Perhaps a more optimistic way to look at the current situation is to be inspired by those who fought for a more classically liberal world at a time when things looked particularly grim. Instead of despair, be encouraged by the challenge. But this raises the question of what the best way is not only to save But the flame of freedom spreading out What the next step is, I don’t know. I am open to your suggestions. The private sector continues to drive innovation, growth and massive prosperity. But to this day, few are willing to admit that it is the free-market system that allows these wonderful things to happen, and of course, imperfect (often hampered by government intervention), any alternative would be worse.

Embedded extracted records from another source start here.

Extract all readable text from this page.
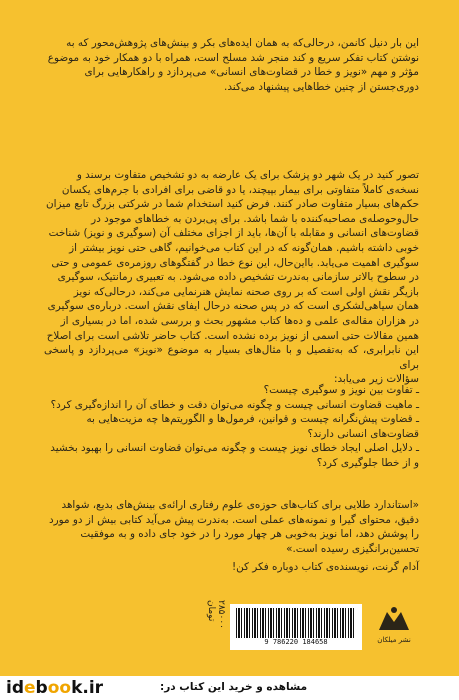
این بار دنیل کانمن، درحالی‌که به همان ایده‌های بکر و بینش‌های پژوهش‌محور که به

نوشتن کتاب تفکر سریع و کند منجر شد مسلح است، همراه با دو همکار خود به موضوع

مؤثر و مهم «نویز و خطا در قضاوت‌های انسانی» می‌پردازد و راهکارهایی برای

دوری‌جستن از چنین خطاهایی پیشنهاد می‌کند.

تصور کنید در یک شهر دو پزشک برای یک عارضه به دو تشخیص متفاوت برسند و

نسخه‌ی کاملاً متفاوتی برای بیمار بپیچند، یا دو قاضی برای افرادی با جرم‌های یکسان

حکم‌های بسیار متفاوت صادر کنند. فرض کنید استخدام شما در شرکتی بزرگ تابع میزان

حال‌وحوصله‌ی مصاحبه‌کننده با شما باشد. برای پی‌بردن به خطاهای موجود در

قضاوت‌های انسانی و مقابله با آن‌ها، باید از اجزای مختلف آن (سوگیری و نویز) شناخت

خوبی داشته باشیم. همان‌گونه که در این کتاب می‌خوانیم، گاهی حتی نویز بیشتر از

سوگیری اهمیت می‌یابد. بااین‌حال، این نوع خطا در گفتگوهای روزمره‌ی عمومی و حتی

در سطوح بالاتر سازمانی به‌ندرت تشخیص داده می‌شود. به تعبیری رمانتیک، سوگیری

بازیگر نقش اولی است که بر روی صحنه نمایش هنرنمایی می‌کند، درحالی‌که نویز

همان سیاهی‌لشکری است که در پس صحنه درحال ایفای نقش است. درباره‌ی سوگیری

در هزاران مقاله‌ی علمی و ده‌ها کتاب مشهور بحث و بررسی شده، اما در بسیاری از

همین مقالات حتی اسمی از نویز برده نشده است. کتاب حاضر تلاشی است برای اصلاح

این نابرابری، که به‌تفصیل و با مثال‌های بسیار به موضوع «نویز» می‌پردازد و پاسخی برای

سؤالات زیر می‌یابد:

ـ تفاوت بین نویز و سوگیری چیست؟

ـ ماهیت قضاوت انسانی چیست و چگونه می‌توان دقت و خطای آن را اندازه‌گیری کرد؟

ـ قضاوت پیش‌نگرانه چیست و قوانین، فرمول‌ها و الگوریتم‌ها چه مزیت‌هایی به

قضاوت‌های انسانی دارند؟

ـ دلایل اصلی ایجاد خطای نویز چیست و چگونه می‌توان قضاوت انسانی را بهبود بخشید

و از خطا جلوگیری کرد؟

«استاندارد طلایی برای کتاب‌های حوزه‌ی علوم رفتاری ارائه‌ی بینش‌های بدیع، شواهد

دقیق، محتوای گیرا و نمونه‌های عملی است. به‌ندرت پیش می‌آید کتابی بیش از دو مورد

را پوشش دهد، اما نویز به‌خوبی هر چهار مورد را در خود جای داده و به موفقیت

تحسین‌برانگیزی رسیده است.»

آدام گرنت، نویسنده‌ی کتاب دوباره فکر کن!

۲۸۵۰۰۰ تومان
9 786220 184658	نشر میلکان
idebook.ir	مشاهده و خرید این کتاب در:
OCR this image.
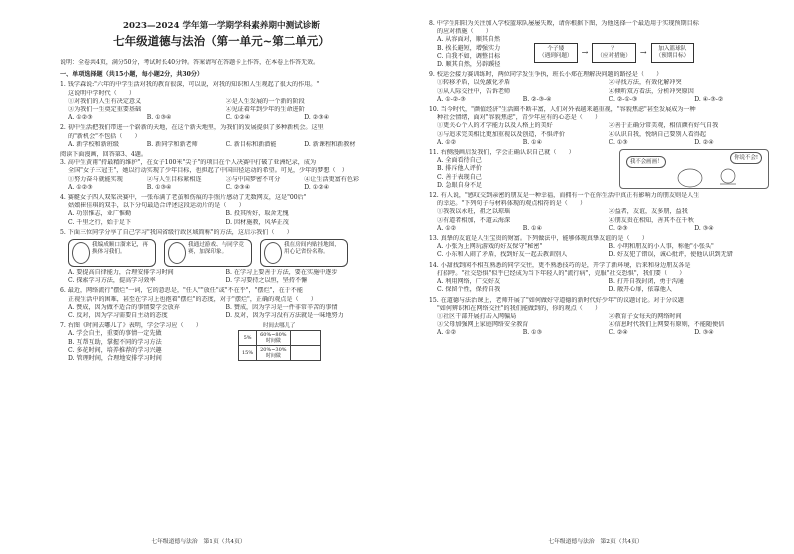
2023—2024 学年第一学期学科素养期中测试诊断
七年级道德与法治（第一单元~第二单元）
说明：全卷共4页，满分50分，考试时长40分钟。答案请写在答题卡上作答，在本卷上作答无效。
一、单项选择题（共15小题，每小题2分，共30分）
1. 钱学森说:"六年的中学生活对我的教育很深，可以说，对我的知识和人生观起了很大的作用。"
这说明中学时代（　　）
①对我们的人生有决定意义	②是人生发展的一个新的阶段
③为我们一生奠定重要基础	④见证着年到少年的生命进阶
A. ①②③	B. ①③④	C. ①②④	D. ②③④
2. 初中生活把我们带进一个崭新的天地，在这个新天地里，为我们的发展提供了多种新机会。这里
的"新机会"不包括（　　）
A. 新学校和新班级	B. 新同学和新老师	C. 新目标和新潜能	D. 新课程和新教材
阅读下面漫画，回答第3、4题。
3. 高中生黄甫"持最精的维护"，在女子100米"尖子"的项目在个人决赛中打破了亚洲纪录，成为
全国"女子三冠王"，她以行动实现了少年目标，也担起了中国田径运动的希望。可见，少年的梦想（　）
①努力奋斗就能实现	②与人生目标紧相连	③与中国梦密不可分	④让生活更富有色彩
A. ①②③	B. ①③④	C. ②③④	D. ①②④
4. 赛艇女子四人双桨决赛中，一张布满了老茧和伤痕的手照片感动了无数网友，这是"00后"
姑娘崔佳琪的双手，以下分句最适合评述这段运动片的是（　　）
A. 功崇惟志，业广惟勤	B. 投其所好，取舍无愧
C. 千里之行，始于足下	D. 因材施教，风华正茂
5. 下面三位同学分享了自己学习"我国省级行政区域简称"的方法，这启示我们（　　）
我编成顺口溜来记，再换体习我们。
我通过游戏、与同学竞赛，加深印象。
我在房间内贴挂地图，用心记省份名称。
A. 要提高自律能力，合理安排学习时间	B. 在学习上要善于方法，要在实施中逐步
C. 探索学习方法，提高学习效率	D. 学习要持之以恒，坚持不懈
6. 最近，网络流行"摆烂"一词，它的意思是，"任人""放任"或"不在乎"，"摆烂"，在于不能
正视生活中的困难，甚至在学习上也抱着"摆烂"的态度，对于"摆烂"，正确的观点是（　　）
A. 赞成，因为做不适合的事情要学会放弃	B. 赞成，因为学习是一件非常辛苦的事情
C. 反对，因为学习需要自主动的态度	D. 反对，因为学习没有方法就是一味地努力
7. 右图《时间去哪儿了》表明，学会学习应（　　）
A. 学会自主，重要的事情一定先做
B. 互帮互助，掌握不同的学习方法
C. 多花时间，培养推荐的学习兴趣
D. 管理时间，合理地安排学习时间
时间去哪儿了
5%	60%~80%
时间做	
15%	20%~30%
时间做	
七年级道德与法治　第1页（共4页）
8. 中学生阳阳为关注加入学校篮球队屡屡失败，请你根据下图，为他选择一个最适用于实现预期目标
的应对措施（　　）
A. 从容面对，顺其自然
B. 挨长避短，增强实力
C. 自我不如，调整目标
D. 顺其自然，另辟蹊径
个子矮
（遇到问题）	→	？
（应对措施）	→	加入篮球队
（预期目标）
9. 校运会接力赛训练时，两位同学发生争执，班长小郑在理解决问题的路径是（　　）
①转移矛盾，以免激化矛盾	②寻找方法，有效化解冲突
③从人际交往中，告诉老师	④倾听双方看法，分析冲突原因
A. ①-②-③	B. ②-③-④	C. ②-①-③	D. ④-③-②
10. 当今时代，"颜值经济"生活圈不断丰富，人们对外表越来越重视，"容貌焦虑"甚至发展成为一种
种社会情绪，面对"容貌焦虑"，青少年应有的心态是（　　）
①更关心个人的才学能力以及人格上的美好	②善于正确分常美观，相信颜有好气自我
③与追求完美相比更加重视以及创造，不惧评价	④认识自我，悦纳自己要别人看得起
A. ①②	B. ①④	C. ①③	D. ②④
11. 右侧漫画启发我们，学会正确认识自己就（　　）
A. 全面看待自己
B. 排斥他人评价
C. 善于表现自己
D. 急眼自身不足
我不会画画！
你说不会!
12. 有人说，"感叹交到亲密的朋友是一种幸福，而拥有一个在你生活中真正有影响力的朋友则是人生
的幸运。"下列句子与材料体现的观点相符的是（　　）
①我我以永旺，祖之以琼瑶	②益者，友谊，友多朋，益我
③有道者相加，不道云海深	④朋友贵在相知，善其不在千秋
A. ①②	B. ①④	C. ②③	D. ③④
13. 真挚的友谊是人生宝贵的财富。下列做法中，能够体现真挚友谊的是（　　）
A. 小张为上网玩游戏的好友保守"秘密"	B. 小明和朋友的小人事，称他"小张头"
C. 小东和人闹了矛盾，找到好友一起去教训别人	D. 好友犯了错误，诚心批评，使他认识到无错
14. 小甜找到闲不相互熟悉的同学交往，更不熟悉技巧的是，开学了新环境，后来和身边朋友各是
打招呼。"社交恐惧"似乎已经成为当下年轻人的"流行病"，克服"社交恐惧"，我们要（　　）
A. 利用网络，广交好友	B. 打开自我封闭，勇于沟通
C. 保留个性，保持自我	D. 敞开心扉，依靠他人
15. 在道德与法治课上，老师开展了"如何做好守道德的新时代好少年"的议题讨论。对于分议题
"如何辨识和在网络交往"的我们能做到的，你的观点（　　）
①社区干部开展打击入网骗局	②教育子女每天的网络时间
③父母加强网上家庭网络安全教育	④信息时代我们上网要有原则，不能随便信
A. ①②	B. ①③	C. ②④	D. ③④
七年级道德与法治　第2页（共4页）
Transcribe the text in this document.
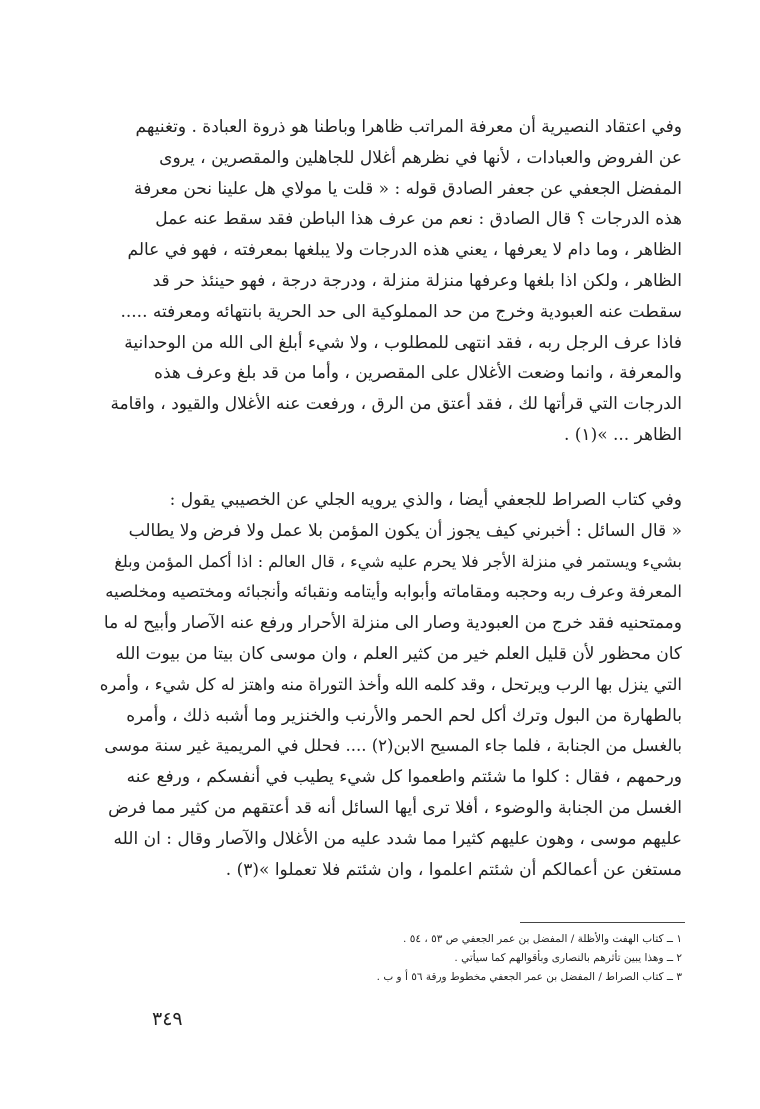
وفي اعتقاد النصيرية أن معرفة المراتب ظاهرا وباطنا هو ذروة العبادة . وتغنيهم
عن الفروض والعبادات ، لأنها في نظرهم أغلال للجاهلين والمقصرين ، يروى
المفضل الجعفي عن جعفر الصادق قوله : « قلت يا مولاي هل علينا نحن معرفة
هذه الدرجات ؟ قال الصادق : نعم من عرف هذا الباطن فقد سقط عنه عمل
الظاهر ، وما دام لا يعرفها ، يعني هذه الدرجات ولا يبلغها بمعرفته ، فهو في عالم
الظاهر ، ولكن اذا بلغها وعرفها منزلة منزلة ، ودرجة درجة ، فهو حينئذ حر قد
سقطت عنه العبودية وخرج من حد المملوكية الى حد الحرية بانتهائه ومعرفته .....
فاذا عرف الرجل ربه ، فقد انتهى للمطلوب ، ولا شيء أبلغ الى الله من الوحدانية
والمعرفة ، وانما وضعت الأغلال على المقصرين ، وأما من قد بلغ وعرف هذه
الدرجات التي قرأتها لك ، فقد أعتق من الرق ، ورفعت عنه الأغلال والقيود ، واقامة
الظاهر ... »(١) .
وفي كتاب الصراط للجعفي أيضا ، والذي يرويه الجلي عن الخصيبي يقول :
« قال السائل : أخبرني كيف يجوز أن يكون المؤمن بلا عمل ولا فرض ولا يطالب
بشيء ويستمر في منزلة الأجر فلا يحرم عليه شيء ، قال العالم : اذا أكمل المؤمن وبلغ
المعرفة وعرف ربه وحجبه ومقاماته وأبوابه وأيتامه ونقبائه وأنجبائه ومختصيه ومخلصيه
وممتحنيه فقد خرج من العبودية وصار الى منزلة الأحرار ورفع عنه الآصار وأبيح له ما
كان محظور لأن قليل العلم خير من كثير العلم ، وان موسى كان بيتا من بيوت الله
التي ينزل بها الرب ويرتحل ، وقد كلمه الله وأخذ التوراة منه واهتز له كل شيء ، وأمره
بالطهارة من البول وترك أكل لحم الحمر والأرنب والخنزير وما أشبه ذلك ، وأمره
بالغسل من الجنابة ، فلما جاء المسيح الابن(٢) .... فحلل في المريمية غير سنة موسى
ورحمهم ، فقال : كلوا ما شئتم واطعموا كل شيء يطيب في أنفسكم ، ورفع عنه
الغسل من الجنابة والوضوء ، أفلا ترى أيها السائل أنه قد أعتقهم من كثير مما فرض
عليهم موسى ، وهون عليهم كثيرا مما شدد عليه من الأغلال والآصار وقال : ان الله
مستغن عن أعمالكم أن شئتم اعلموا ، وان شئتم فلا تعملوا »(٣) .
١ ــ كتاب الهفت والأظلة / المفضل بن عمر الجعفي ص ٥٣ ، ٥٤ .
٢ ــ وهذا يبين تأثرهم بالنصارى وبأقوالهم كما سيأتي .
٣ ــ كتاب الصراط / المفضل بن عمر الجعفي مخطوط ورقة ٥٦ أ و ب .
٣٤٩
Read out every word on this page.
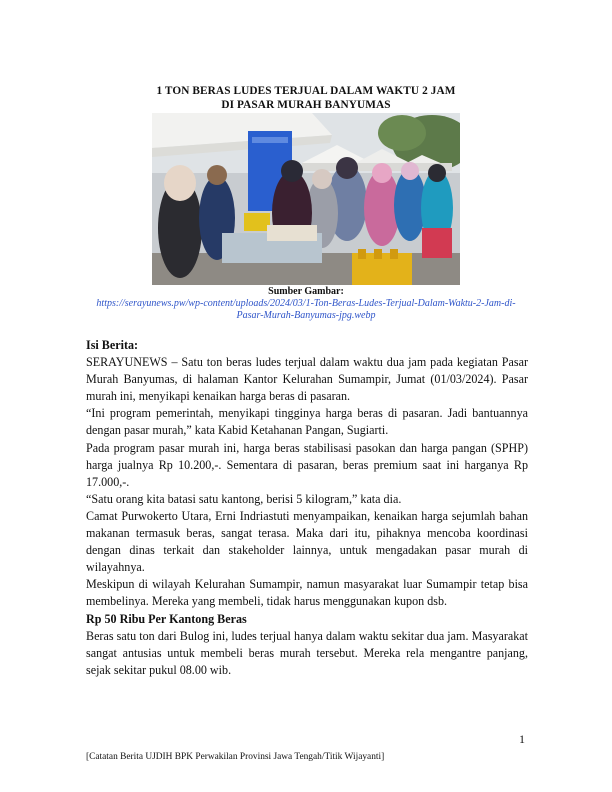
1 TON BERAS LUDES TERJUAL DALAM WAKTU 2 JAM
DI PASAR MURAH BANYUMAS
Sumber Gambar:
https://serayunews.pw/wp-content/uploads/2024/03/1-Ton-Beras-Ludes-Terjual-Dalam-Waktu-2-Jam-di-
Pasar-Murah-Banyumas-jpg.webp
Isi Berita:

SERAYUNEWS – Satu ton beras ludes terjual dalam waktu dua jam pada kegiatan Pasar Murah Banyumas, di halaman Kantor Kelurahan Sumampir, Jumat (01/03/2024). Pasar murah ini, menyikapi kenaikan harga beras di pasaran.

“Ini program pemerintah, menyikapi tingginya harga beras di pasaran. Jadi bantuannya dengan pasar murah,” kata Kabid Ketahanan Pangan, Sugiarti.

Pada program pasar murah ini, harga beras stabilisasi pasokan dan harga pangan (SPHP) harga jualnya Rp 10.200,-. Sementara di pasaran, beras premium saat ini harganya Rp 17.000,-.

“Satu orang kita batasi satu kantong, berisi 5 kilogram,” kata dia.

Camat Purwokerto Utara, Erni Indriastuti menyampaikan, kenaikan harga sejumlah bahan makanan termasuk beras, sangat terasa. Maka dari itu, pihaknya mencoba koordinasi dengan dinas terkait dan stakeholder lainnya, untuk mengadakan pasar murah di wilayahnya.

Meskipun di wilayah Kelurahan Sumampir, namun masyarakat luar Sumampir tetap bisa membelinya. Mereka yang membeli, tidak harus menggunakan kupon dsb.

Rp 50 Ribu Per Kantong Beras

Beras satu ton dari Bulog ini, ludes terjual hanya dalam waktu sekitar dua jam. Masyarakat sangat antusias untuk membeli beras murah tersebut. Mereka rela mengantre panjang, sejak sekitar pukul 08.00 wib.

1
[Catatan Berita UJDIH BPK Perwakilan Provinsi Jawa Tengah/Titik Wijayanti]
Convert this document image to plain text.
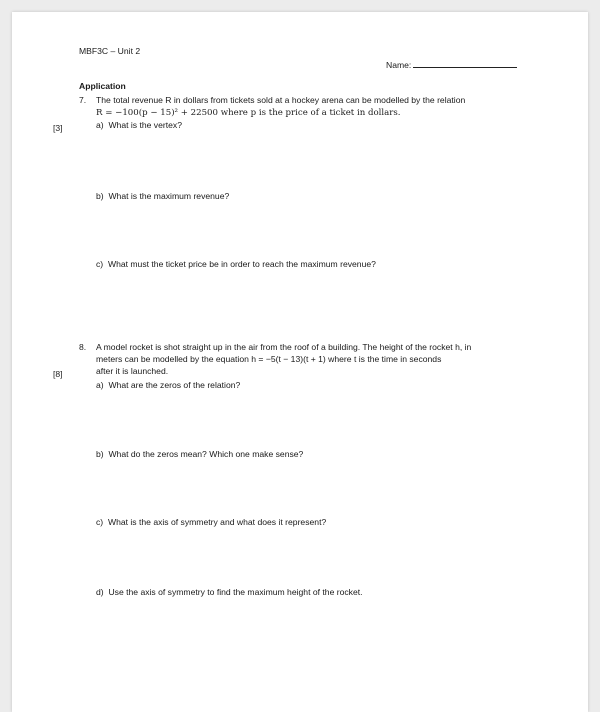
MBF3C – Unit 2
Name:
Application
7. The total revenue R in dollars from tickets sold at a hockey arena can be modelled by the relation
R = −100(p − 15)² + 22500 where p is the price of a ticket in dollars.
[3]	a) What is the vertex?
b) What is the maximum revenue?
c) What must the ticket price be in order to reach the maximum revenue?
8. A model rocket is shot straight up in the air from the roof of a building. The height of the rocket h, in
meters can be modelled by the equation h = −5(t − 13)(t + 1) where t is the time in seconds
after it is launched.
[8]
a) What are the zeros of the relation?
b) What do the zeros mean? Which one make sense?
c) What is the axis of symmetry and what does it represent?
d) Use the axis of symmetry to find the maximum height of the rocket.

How do you fight a war of ideas when so many people distrust the institutions that those of us create and implement those ideas? I have spent most of my professional life showing that the arguments for government intervention are on the bank. For example, in this new paper with Chuck Blahaus, he and I adopt the new conservative recommendation that Social Security be used to provide paid leave benefits. We show all the ways again that this is a terrible idea. Of course, I believe that such work is important, since these are serious proposals introduced in Congress and supported by a fair number of conservatives. But is there a better way?
In this new paper, Gary Leff and I argue that the next time lawmakers are tempted to bail out airlines to ensure they’ll be ready when the economy reopens, the public should remember the real, disappointing results of the most recent bailout. But Congress won’t change its response until we change the incentives politicians face during the next emergency. How do we do that? After all these years, I still don’t know.
It might be more useful to provide a vision of what a libertarian world looks like. That’s what Aaron Powell does in this edited volume. I recommend it. I think this approach also describes much of the work of former Economist blogger Brian Kaplan. He offers inspiration about what a world without government subsidies in higher education would look like, a world with wide-open borders, and a world with radically less restrictions on home building.
The Fraser Institute’s Index of Economic Freedom provides such a perspective, as it is a precise way to show what countries with more freedom look like compared to those with less economic freedom. The 2022 Economic Freedom of the World Report was released earlier today; All countries saw economic freedom decline, thanks to peak pandemic responses, but the United States actually declined more than most other countries. US ratings down twice The amount of global average decline. The United States is at its lowest level of economic freedom in four decades.
The bottom line is that while I’m usually an optimist, I find myself increasingly anxious and wondering what we did wrong and what to do next.
Veronique de Rugy is a senior research fellow at the Mercatus Center and a syndicated columnist for Creators.